А "ил" уже уплывал вверх и делал новый заход. Он казался неуязвимым для лихорадочного огня зенитных батарей, охвативших город с запада широким полукругом.
– "Лиса-два", "Лиса-два", "Лиса-два". Я - "Ворон", я - "Ворон", звучало в наушниках.
– Я - "Лиса-два", я - "Лиса-два", - отозвался Штакхауз. - Слушаю.
– Накройте батареи за городом, - потребовал командир штурмовиков.
Штакхауз вызвал Вешхницкого, и они оба устремились вниз.
А тем временем на станцию, на неподвижные составы продолжали сыпаться бомбы. Из двух продырявленных паровозов валил пар. Опустевшие перроны и платформы зияли воронками.
Казалось, задание уже выполнено. Но в ту самую минуту, когда Штакхауз и Вешхницкий один за другим открыли огонь по зенитным батареям, штурмовики еще раз ударили по Врицену. Реактивные снаряды пропахали сгрудившуюся массу вагонов. И вдруг в этой пылающей свалке начали взрываться ящики с боеприпасами: только теперь до них добрался огонь.

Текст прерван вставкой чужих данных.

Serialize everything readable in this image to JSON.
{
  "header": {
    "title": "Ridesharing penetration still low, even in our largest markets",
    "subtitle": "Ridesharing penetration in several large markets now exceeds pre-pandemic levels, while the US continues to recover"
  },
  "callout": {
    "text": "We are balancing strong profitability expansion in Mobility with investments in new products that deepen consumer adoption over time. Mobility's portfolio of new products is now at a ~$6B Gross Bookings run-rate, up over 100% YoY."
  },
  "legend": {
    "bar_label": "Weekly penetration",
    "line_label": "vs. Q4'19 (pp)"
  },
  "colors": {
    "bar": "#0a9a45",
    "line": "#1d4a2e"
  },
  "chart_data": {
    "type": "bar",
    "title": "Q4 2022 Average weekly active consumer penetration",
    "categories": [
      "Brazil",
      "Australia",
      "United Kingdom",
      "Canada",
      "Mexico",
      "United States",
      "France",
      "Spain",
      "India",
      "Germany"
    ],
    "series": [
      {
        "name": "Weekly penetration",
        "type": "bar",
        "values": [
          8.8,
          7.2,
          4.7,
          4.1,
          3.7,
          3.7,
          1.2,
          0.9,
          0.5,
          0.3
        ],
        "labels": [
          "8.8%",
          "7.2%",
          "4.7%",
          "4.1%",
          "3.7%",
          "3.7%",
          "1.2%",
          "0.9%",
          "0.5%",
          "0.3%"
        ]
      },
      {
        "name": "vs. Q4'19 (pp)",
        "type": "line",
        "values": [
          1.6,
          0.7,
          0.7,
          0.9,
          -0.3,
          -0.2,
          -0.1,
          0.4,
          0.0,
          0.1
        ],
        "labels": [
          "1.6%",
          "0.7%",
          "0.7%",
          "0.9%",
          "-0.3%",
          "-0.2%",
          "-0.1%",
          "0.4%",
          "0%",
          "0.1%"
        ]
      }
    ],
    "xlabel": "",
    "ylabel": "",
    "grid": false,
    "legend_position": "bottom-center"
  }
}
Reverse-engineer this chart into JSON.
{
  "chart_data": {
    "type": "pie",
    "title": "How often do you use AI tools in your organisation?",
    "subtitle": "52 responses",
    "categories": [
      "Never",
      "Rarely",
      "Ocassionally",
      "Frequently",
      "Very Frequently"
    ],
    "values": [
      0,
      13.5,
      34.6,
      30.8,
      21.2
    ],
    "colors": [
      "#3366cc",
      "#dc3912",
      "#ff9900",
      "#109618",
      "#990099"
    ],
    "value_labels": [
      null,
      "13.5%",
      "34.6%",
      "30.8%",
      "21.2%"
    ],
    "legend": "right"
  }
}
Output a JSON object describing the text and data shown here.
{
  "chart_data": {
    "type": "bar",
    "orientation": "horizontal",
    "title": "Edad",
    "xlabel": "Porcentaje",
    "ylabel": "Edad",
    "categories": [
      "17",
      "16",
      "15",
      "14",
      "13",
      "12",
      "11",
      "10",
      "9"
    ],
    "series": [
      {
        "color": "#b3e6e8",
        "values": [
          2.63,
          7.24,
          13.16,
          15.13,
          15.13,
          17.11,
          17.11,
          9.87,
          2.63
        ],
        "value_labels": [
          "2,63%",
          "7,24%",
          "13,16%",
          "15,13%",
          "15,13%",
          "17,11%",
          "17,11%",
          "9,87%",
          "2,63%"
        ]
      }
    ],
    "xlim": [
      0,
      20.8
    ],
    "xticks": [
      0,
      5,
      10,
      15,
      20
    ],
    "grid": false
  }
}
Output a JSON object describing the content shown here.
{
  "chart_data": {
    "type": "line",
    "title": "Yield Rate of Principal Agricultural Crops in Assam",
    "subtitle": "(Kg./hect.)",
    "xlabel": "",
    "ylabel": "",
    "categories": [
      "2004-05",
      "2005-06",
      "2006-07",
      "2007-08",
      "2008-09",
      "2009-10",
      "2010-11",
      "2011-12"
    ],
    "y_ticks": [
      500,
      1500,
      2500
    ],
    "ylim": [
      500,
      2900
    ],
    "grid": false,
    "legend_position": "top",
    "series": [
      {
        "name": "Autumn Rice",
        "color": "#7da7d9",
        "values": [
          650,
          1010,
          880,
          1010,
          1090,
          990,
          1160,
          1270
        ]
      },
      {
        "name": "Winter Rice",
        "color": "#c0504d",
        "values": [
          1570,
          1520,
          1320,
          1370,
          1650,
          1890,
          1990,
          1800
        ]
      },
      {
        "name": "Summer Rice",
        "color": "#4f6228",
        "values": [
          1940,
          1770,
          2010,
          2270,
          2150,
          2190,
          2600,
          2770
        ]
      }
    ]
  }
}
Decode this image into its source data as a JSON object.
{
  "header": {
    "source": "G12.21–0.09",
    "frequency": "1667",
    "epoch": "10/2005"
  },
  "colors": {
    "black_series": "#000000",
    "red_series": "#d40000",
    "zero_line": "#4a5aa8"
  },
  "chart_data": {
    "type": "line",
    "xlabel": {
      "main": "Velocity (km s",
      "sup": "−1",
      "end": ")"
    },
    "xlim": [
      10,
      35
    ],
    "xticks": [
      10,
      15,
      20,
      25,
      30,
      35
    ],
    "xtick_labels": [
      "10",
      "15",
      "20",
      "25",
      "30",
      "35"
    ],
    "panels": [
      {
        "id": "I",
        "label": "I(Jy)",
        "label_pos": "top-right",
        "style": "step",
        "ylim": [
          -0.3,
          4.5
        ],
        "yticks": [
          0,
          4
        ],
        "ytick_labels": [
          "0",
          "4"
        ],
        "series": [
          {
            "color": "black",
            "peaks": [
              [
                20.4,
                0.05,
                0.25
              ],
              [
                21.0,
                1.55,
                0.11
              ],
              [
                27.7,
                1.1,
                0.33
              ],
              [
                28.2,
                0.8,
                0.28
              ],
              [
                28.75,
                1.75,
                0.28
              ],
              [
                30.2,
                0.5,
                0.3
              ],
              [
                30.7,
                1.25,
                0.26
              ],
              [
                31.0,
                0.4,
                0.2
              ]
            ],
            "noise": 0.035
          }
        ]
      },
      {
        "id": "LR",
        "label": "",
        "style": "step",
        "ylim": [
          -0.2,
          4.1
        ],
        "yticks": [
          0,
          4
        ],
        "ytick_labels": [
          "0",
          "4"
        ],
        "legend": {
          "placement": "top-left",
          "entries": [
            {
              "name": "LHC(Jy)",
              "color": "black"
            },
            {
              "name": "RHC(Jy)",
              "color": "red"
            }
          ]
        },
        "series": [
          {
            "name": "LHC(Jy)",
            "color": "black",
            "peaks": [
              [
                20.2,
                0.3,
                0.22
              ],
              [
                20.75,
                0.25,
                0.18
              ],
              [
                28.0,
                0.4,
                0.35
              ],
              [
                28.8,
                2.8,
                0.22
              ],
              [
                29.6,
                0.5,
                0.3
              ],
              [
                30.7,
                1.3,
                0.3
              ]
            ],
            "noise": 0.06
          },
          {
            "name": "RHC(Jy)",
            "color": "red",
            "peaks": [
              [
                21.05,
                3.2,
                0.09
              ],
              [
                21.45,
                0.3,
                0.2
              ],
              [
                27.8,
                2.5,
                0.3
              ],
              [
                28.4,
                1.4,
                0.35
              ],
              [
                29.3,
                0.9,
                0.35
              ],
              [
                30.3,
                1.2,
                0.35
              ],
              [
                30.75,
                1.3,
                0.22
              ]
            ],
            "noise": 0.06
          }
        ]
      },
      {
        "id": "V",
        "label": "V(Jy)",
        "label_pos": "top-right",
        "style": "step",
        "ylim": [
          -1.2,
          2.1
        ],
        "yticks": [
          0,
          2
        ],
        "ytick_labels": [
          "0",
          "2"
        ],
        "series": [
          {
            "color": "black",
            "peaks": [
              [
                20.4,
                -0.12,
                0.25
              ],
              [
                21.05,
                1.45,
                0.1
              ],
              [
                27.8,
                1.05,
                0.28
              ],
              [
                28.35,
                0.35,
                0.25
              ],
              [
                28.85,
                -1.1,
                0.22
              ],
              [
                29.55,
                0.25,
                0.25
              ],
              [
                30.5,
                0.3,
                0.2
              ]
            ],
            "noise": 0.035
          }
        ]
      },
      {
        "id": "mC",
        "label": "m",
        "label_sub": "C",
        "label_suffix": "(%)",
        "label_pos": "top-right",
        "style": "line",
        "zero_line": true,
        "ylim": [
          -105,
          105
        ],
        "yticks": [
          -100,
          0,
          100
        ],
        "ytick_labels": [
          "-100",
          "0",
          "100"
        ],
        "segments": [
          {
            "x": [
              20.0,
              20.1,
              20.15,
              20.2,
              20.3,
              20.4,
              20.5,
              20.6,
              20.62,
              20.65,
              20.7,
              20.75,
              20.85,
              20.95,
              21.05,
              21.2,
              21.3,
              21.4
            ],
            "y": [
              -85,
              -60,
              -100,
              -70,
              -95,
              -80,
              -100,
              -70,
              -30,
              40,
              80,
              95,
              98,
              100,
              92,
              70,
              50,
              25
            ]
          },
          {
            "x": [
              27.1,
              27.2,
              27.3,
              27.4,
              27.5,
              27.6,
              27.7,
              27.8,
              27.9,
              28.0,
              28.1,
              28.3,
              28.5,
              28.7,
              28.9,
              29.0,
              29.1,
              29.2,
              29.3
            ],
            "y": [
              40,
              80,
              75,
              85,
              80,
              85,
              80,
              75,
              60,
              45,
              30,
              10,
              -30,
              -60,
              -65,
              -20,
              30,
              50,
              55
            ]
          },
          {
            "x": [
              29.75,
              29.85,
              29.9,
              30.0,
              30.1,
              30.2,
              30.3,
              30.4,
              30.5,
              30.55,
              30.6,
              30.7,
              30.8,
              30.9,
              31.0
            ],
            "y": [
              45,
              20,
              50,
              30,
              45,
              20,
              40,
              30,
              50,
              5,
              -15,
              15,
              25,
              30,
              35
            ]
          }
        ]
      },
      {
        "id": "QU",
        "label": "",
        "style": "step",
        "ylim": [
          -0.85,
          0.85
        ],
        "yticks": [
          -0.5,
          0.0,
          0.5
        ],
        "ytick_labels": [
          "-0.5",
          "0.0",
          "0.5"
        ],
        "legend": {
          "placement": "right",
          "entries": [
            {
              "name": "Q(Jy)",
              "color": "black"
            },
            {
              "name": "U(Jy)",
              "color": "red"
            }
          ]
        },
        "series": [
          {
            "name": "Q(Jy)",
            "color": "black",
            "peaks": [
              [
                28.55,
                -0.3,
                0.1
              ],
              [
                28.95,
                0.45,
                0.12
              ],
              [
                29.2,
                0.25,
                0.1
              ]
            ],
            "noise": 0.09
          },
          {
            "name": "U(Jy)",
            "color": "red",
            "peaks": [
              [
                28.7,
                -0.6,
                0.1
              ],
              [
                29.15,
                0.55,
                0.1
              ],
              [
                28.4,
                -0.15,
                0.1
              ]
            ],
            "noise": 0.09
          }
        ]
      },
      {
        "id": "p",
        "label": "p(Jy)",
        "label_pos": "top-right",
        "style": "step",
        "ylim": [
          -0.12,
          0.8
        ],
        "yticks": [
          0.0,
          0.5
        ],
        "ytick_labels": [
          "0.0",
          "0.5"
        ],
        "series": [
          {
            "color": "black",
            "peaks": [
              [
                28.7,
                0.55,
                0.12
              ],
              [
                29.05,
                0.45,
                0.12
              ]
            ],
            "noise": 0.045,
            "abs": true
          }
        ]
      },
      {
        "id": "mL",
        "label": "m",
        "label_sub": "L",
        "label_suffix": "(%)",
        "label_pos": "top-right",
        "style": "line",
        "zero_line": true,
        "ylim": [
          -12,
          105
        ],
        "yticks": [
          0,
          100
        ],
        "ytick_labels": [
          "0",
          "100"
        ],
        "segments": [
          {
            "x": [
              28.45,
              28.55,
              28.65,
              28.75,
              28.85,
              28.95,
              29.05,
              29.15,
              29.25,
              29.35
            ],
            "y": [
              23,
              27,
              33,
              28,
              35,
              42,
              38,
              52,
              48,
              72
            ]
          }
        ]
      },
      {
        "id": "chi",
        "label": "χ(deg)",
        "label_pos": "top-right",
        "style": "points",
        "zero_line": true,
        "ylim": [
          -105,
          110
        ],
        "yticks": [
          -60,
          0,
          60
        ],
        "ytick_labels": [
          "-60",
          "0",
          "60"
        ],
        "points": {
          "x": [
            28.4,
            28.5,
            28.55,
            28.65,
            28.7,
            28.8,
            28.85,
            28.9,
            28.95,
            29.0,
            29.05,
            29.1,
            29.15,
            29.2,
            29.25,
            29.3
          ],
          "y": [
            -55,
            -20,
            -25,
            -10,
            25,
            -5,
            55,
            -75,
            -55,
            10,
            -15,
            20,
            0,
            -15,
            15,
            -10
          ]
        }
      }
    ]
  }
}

Дым клубился над станцией. Все там теперь кипело, клокотало, гудело и сверкало, как молнии среди черных грозовых туч, нависших низко над землей. Теперь штурмовики обрушились на зенитные батареи, которым уже, собственно, нечего было защищать, да и их расчеты после первых же очередей Штакхауза попрятались в укрытия. Последние бомбы взорвались на возвышенностях за Вриценом, а последние реактивные снаряды подожгли еще несколько автомашин, укрытых на окраине города.
Возвращение на аэродром прошло спокойно. И как ни хотелось Подгурскому встретить в воздухе хотя бы один самолет противника, он так и не дождался этого.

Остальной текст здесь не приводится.